Up and down the line other companies of the Massachusetts and North Dakota National Guard were moving into position. Each company had half a dozen Scouts attached. These men were skinny, tired, and amazingly skilled at staying alive. The veterans of Timor had spent the past several days talking as much as they could. The information cost them cigarettes and chocolate, but the avoided blood was cheaply bought. Two miles to the northwest a firefight was breaking out as a company sized patrol from the 33rd Infantry Regiment initiated an ambush on a patrolling Japanese platoon. The veteran company that had learned how to conserve ammunition and fight without fire support abandoned those lessons as the ammunition dumps were no longer threadbare. The dumps were not full yet, but every man on that patrol left friendly lines with the amount of ammunition that they wanted to carry issued to them for the first time in over a year. And now suppressive fire was being liberally applied by the light machine gunners and BAR men even as a section of light mortars chucked shells over the atackers' heads every five or six seconds.
Sergeant Donahue waited. He was good at waiting. It beat being shot at. His ear listened to the fighting to the northeast. The artillery attached to one of the frontline divisions that had held the line since the siege began started to fire. The seventy five millimeter shells were no danger to the sergeant or his men, so he resumed ignoring them. His fingers gripped his rifle as he slowly made his way down the line. He put his hand on the shoulder of a private and stayed with him for a minute or two, eyes silently communicating their togetherness and the old man's trust in the teenager's skill. He moved on to do the same a few yards further away. The young second lieutenant was replicating the actions of his platoon sergeant with another squad as the Guardsmen waited for their first action in this campaign.
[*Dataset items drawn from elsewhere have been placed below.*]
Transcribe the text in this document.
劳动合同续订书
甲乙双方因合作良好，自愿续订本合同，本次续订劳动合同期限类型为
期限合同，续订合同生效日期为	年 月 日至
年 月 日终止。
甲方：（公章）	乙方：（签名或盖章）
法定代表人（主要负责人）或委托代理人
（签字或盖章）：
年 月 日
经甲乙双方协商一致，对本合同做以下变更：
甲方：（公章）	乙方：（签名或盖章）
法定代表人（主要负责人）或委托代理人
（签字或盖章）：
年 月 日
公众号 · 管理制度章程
They waited for ninety minutes. And then every gun in the AmeriTim division plus additional two battalions of 155 mm guns began a bombardment. The few heavy guns of the I Corps joined in moments later. The sergeant looked down at his watch. The initial bombardment was only scheduled to last for three hundred seconds. The platoon would start moving towards taking Subic Bay in two hundred and sixty two more seconds. He breathed in deeply and clasped the shoulder of the squad leader who was entering combat for the first time in two hundred and fifty eight seconds. All would resolve itself soon enough.